Learn how JW Player leverages Apache Airflow and Kubernetes to author, schedule, execute and monitor workflows containing thousands of tasks on a monthly basis. In this talk we'll provide an overview of our architecture, best practices for designing jobs and share some of the lessons that we learned.
At JW Player multiple teams use Apache Airflow to author, schedule and monitor workflows defined as acyclic graphs (DAGs) of tasks. Every single month we use Apache Airflow to run thousands of tasks. Our tasks are very heterogeneous: we have tasks that perform conventional ETL, but also more complicated tasks that train and evaluate Machine Learning models, or use existing Machine Learning models to analyze new data that flows into our systems at a daily basis. Our tasks interact with many different systems ranging from databases (PostgreSQL, Snowflake), to machine learning frameworks (TensorFlow), to storage systems (S3), to Hadoop clusters running Spark on EMR.

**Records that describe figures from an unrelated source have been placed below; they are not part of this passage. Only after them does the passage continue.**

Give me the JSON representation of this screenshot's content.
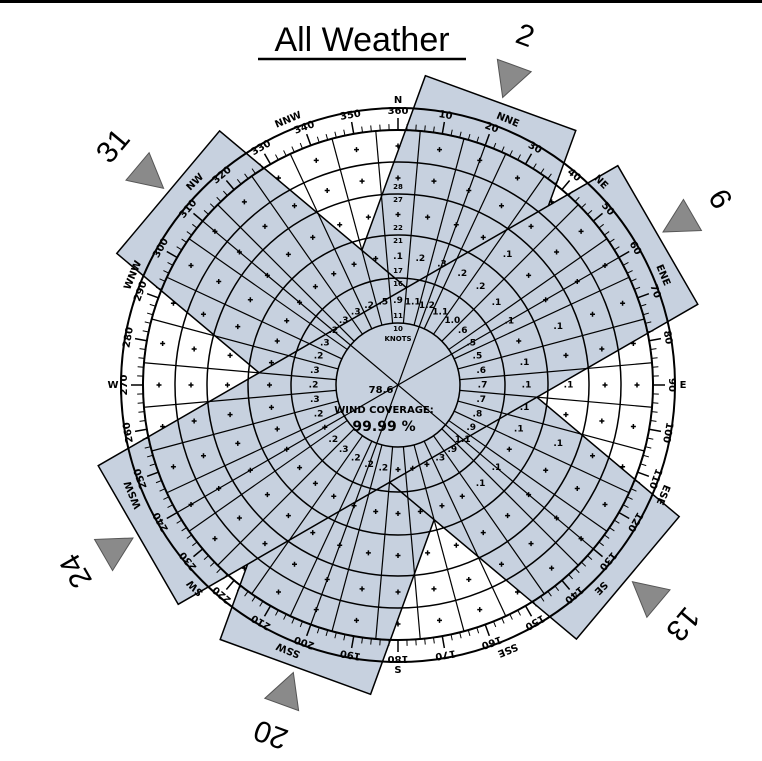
{
  "title": "All Weather",
  "colors": {
    "runway_fill": "#c7d1df",
    "arrow_fill": "#8a8a8a",
    "line": "#000000"
  },
  "center": {
    "value": "78.6",
    "caption": "WIND COVERAGE:",
    "coverage": "99.99 %"
  },
  "knots_label": "KNOTS",
  "ring_speed_labels": [
    "10",
    "11",
    "16",
    "17",
    "21",
    "22",
    "27",
    "28"
  ],
  "cardinals": [
    {
      "label": "N",
      "angle": 0
    },
    {
      "label": "E",
      "angle": 90
    },
    {
      "label": "S",
      "angle": 180
    },
    {
      "label": "W",
      "angle": 270
    }
  ],
  "intercardinals": [
    {
      "label": "NNE",
      "angle": 22.5
    },
    {
      "label": "NE",
      "angle": 45
    },
    {
      "label": "ENE",
      "angle": 67.5
    },
    {
      "label": "ESE",
      "angle": 112.5
    },
    {
      "label": "SE",
      "angle": 135
    },
    {
      "label": "SSE",
      "angle": 157.5
    },
    {
      "label": "SSW",
      "angle": 202.5
    },
    {
      "label": "SW",
      "angle": 225
    },
    {
      "label": "WSW",
      "angle": 247.5
    },
    {
      "label": "WNW",
      "angle": 292.5
    },
    {
      "label": "NW",
      "angle": 315
    },
    {
      "label": "NNW",
      "angle": 337.5
    }
  ],
  "degree_labels": [
    "10",
    "20",
    "30",
    "40",
    "50",
    "60",
    "70",
    "80",
    "90",
    "100",
    "110",
    "120",
    "130",
    "140",
    "150",
    "160",
    "170",
    "180",
    "190",
    "200",
    "210",
    "220",
    "230",
    "240",
    "250",
    "260",
    "270",
    "280",
    "290",
    "300",
    "310",
    "320",
    "330",
    "340",
    "350",
    "360"
  ],
  "runways": [
    {
      "heading": 200,
      "end_a": "20",
      "end_b": "2"
    },
    {
      "heading": 310,
      "end_a": "31",
      "end_b": "13"
    },
    {
      "heading": 240,
      "end_a": "24",
      "end_b": "6"
    }
  ],
  "sector_values": [
    {
      "ring": 1,
      "dir": 350,
      "text": ".5"
    },
    {
      "ring": 1,
      "dir": 0,
      "text": ".9"
    },
    {
      "ring": 1,
      "dir": 10,
      "text": "1.1"
    },
    {
      "ring": 1,
      "dir": 20,
      "text": "1.2"
    },
    {
      "ring": 1,
      "dir": 30,
      "text": "1.1"
    },
    {
      "ring": 1,
      "dir": 40,
      "text": "1.0"
    },
    {
      "ring": 1,
      "dir": 50,
      "text": ".6"
    },
    {
      "ring": 1,
      "dir": 60,
      "text": ".5"
    },
    {
      "ring": 1,
      "dir": 70,
      "text": ".5"
    },
    {
      "ring": 1,
      "dir": 80,
      "text": ".6"
    },
    {
      "ring": 1,
      "dir": 90,
      "text": ".7"
    },
    {
      "ring": 1,
      "dir": 100,
      "text": ".7"
    },
    {
      "ring": 1,
      "dir": 110,
      "text": ".8"
    },
    {
      "ring": 1,
      "dir": 120,
      "text": ".9"
    },
    {
      "ring": 1,
      "dir": 130,
      "text": "1.1"
    },
    {
      "ring": 1,
      "dir": 140,
      "text": ".9"
    },
    {
      "ring": 1,
      "dir": 150,
      "text": ".3"
    },
    {
      "ring": 1,
      "dir": 190,
      "text": ".2"
    },
    {
      "ring": 1,
      "dir": 200,
      "text": ".2"
    },
    {
      "ring": 1,
      "dir": 210,
      "text": ".2"
    },
    {
      "ring": 1,
      "dir": 220,
      "text": ".3"
    },
    {
      "ring": 1,
      "dir": 230,
      "text": ".2"
    },
    {
      "ring": 1,
      "dir": 250,
      "text": ".2"
    },
    {
      "ring": 1,
      "dir": 260,
      "text": ".3"
    },
    {
      "ring": 1,
      "dir": 270,
      "text": ".2"
    },
    {
      "ring": 1,
      "dir": 280,
      "text": ".3"
    },
    {
      "ring": 1,
      "dir": 290,
      "text": ".2"
    },
    {
      "ring": 1,
      "dir": 300,
      "text": ".3"
    },
    {
      "ring": 1,
      "dir": 310,
      "text": ".2"
    },
    {
      "ring": 1,
      "dir": 320,
      "text": ".3"
    },
    {
      "ring": 1,
      "dir": 330,
      "text": ".3"
    },
    {
      "ring": 1,
      "dir": 340,
      "text": ".2"
    },
    {
      "ring": 2,
      "dir": 0,
      "text": ".1"
    },
    {
      "ring": 2,
      "dir": 10,
      "text": ".2"
    },
    {
      "ring": 2,
      "dir": 20,
      "text": ".3"
    },
    {
      "ring": 2,
      "dir": 30,
      "text": ".2"
    },
    {
      "ring": 2,
      "dir": 40,
      "text": ".2"
    },
    {
      "ring": 2,
      "dir": 50,
      "text": ".1"
    },
    {
      "ring": 2,
      "dir": 60,
      "text": ".1"
    },
    {
      "ring": 2,
      "dir": 80,
      "text": ".1"
    },
    {
      "ring": 2,
      "dir": 90,
      "text": ".1"
    },
    {
      "ring": 2,
      "dir": 100,
      "text": ".1"
    },
    {
      "ring": 2,
      "dir": 110,
      "text": ".1"
    },
    {
      "ring": 2,
      "dir": 130,
      "text": ".1"
    },
    {
      "ring": 2,
      "dir": 140,
      "text": ".1"
    },
    {
      "ring": 3,
      "dir": 40,
      "text": ".1"
    },
    {
      "ring": 3,
      "dir": 70,
      "text": ".1"
    },
    {
      "ring": 3,
      "dir": 90,
      "text": ".1"
    },
    {
      "ring": 3,
      "dir": 110,
      "text": ".1"
    }
  ]
}
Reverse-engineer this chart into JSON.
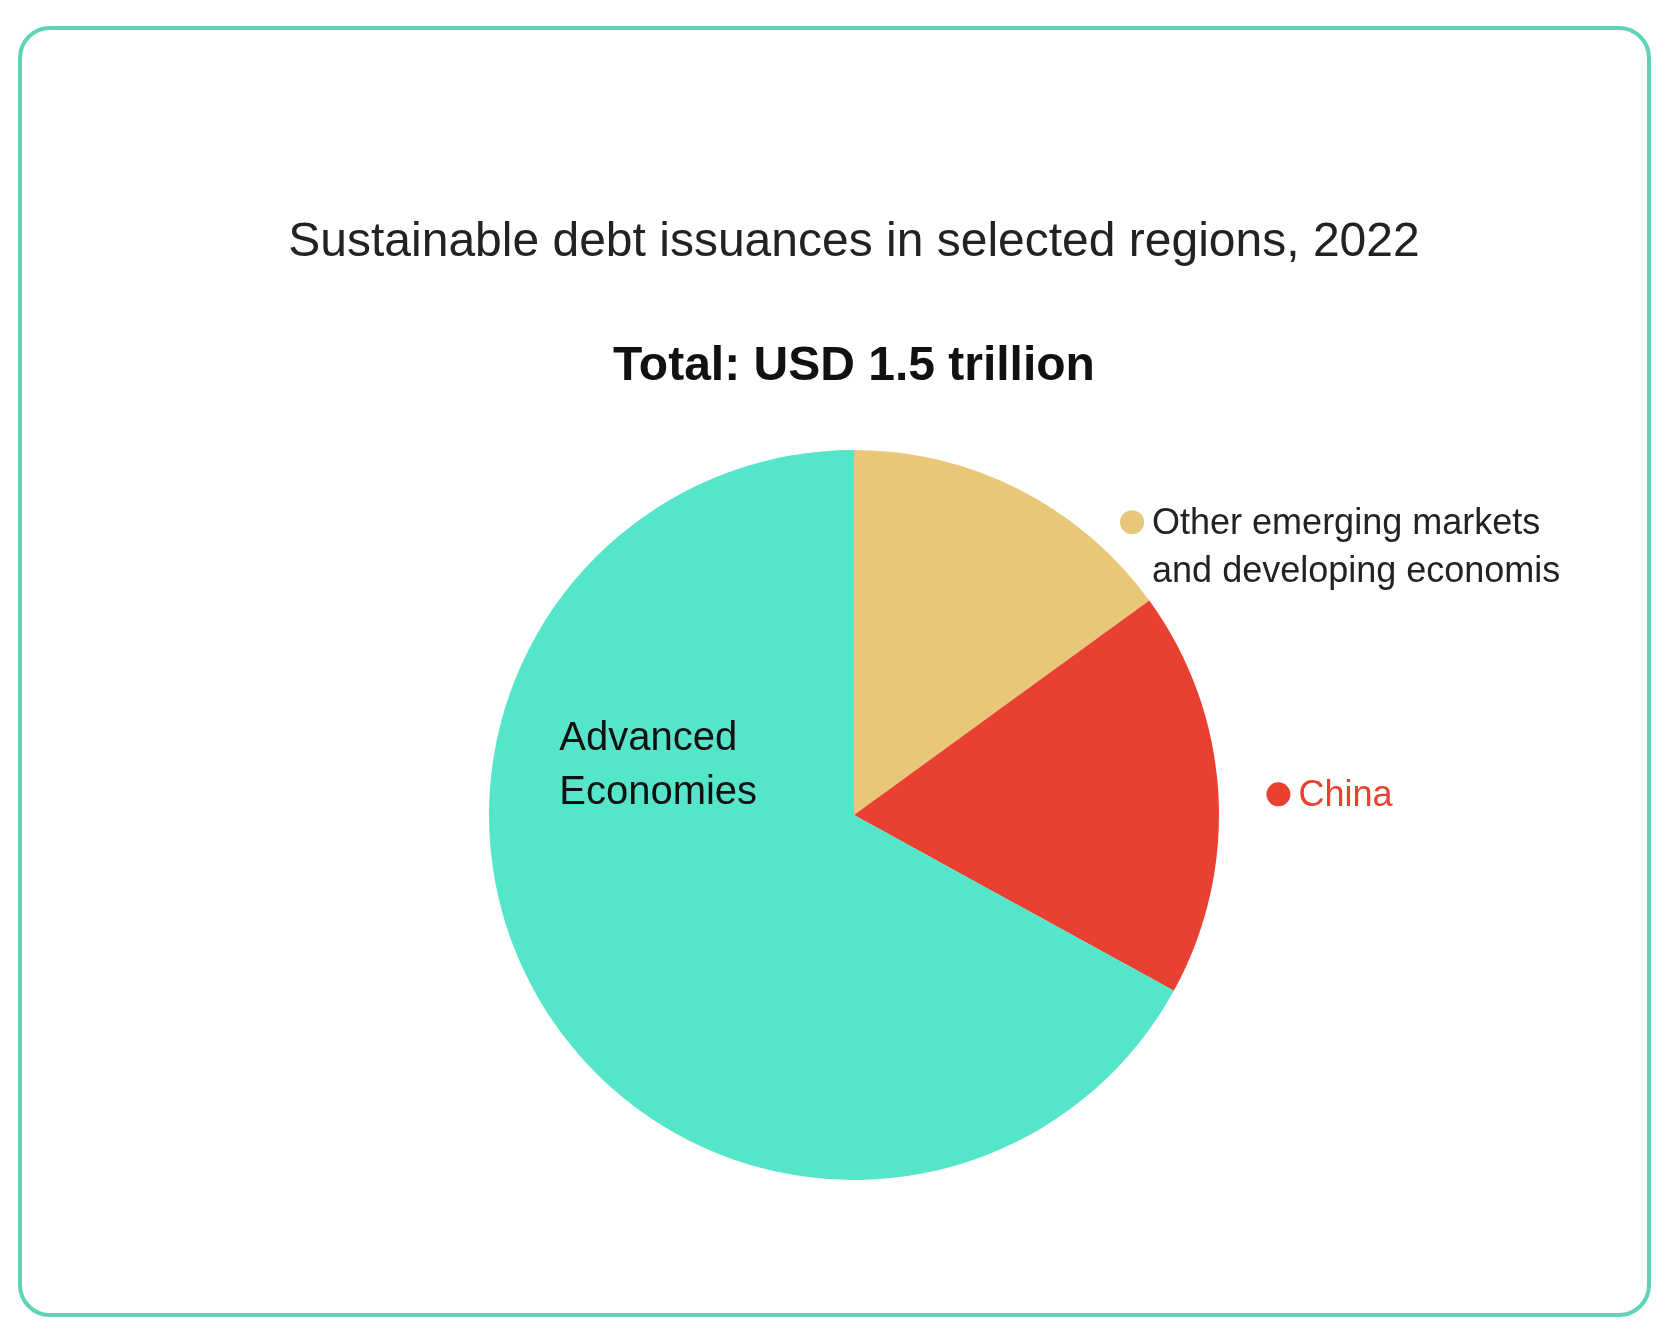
{
  "chart_data": {
    "type": "pie",
    "title": "Sustainable debt issuances in selected regions, 2022",
    "subtitle": "Total: USD 1.5 trillion",
    "categories": [
      "Other emerging markets and developing economis",
      "China",
      "Advanced Economies"
    ],
    "values": [
      15,
      18,
      67
    ],
    "colors": [
      "#e8c778",
      "#e84132",
      "#55e6c9"
    ],
    "legend": "right"
  }
}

While the tasks that we run through Apache Airflow are very diverse and touch many different systems, they have one thing in common: every single task that we run at JW Player through Airflow is packaged as a Docker image. This has several benefits, but the most important one is that it allows us to leverage Kubernetes' JobController to execute our tasks through a (custom variant of) the KubernetesPodOperator. This allows us to use and scale our compute resources more effectively while also providing engineers certain guarantees around reproducibility and isolation due to the nature of Docker containers.
In this talk aimed at Software Engineers and Data Scientists we will provide an overview of the architecture that we adopted for Apache Airflow at JW Player. We will share some insights into the engineering decisions that we have made and we will share best practices for designing and testing jobs themselves.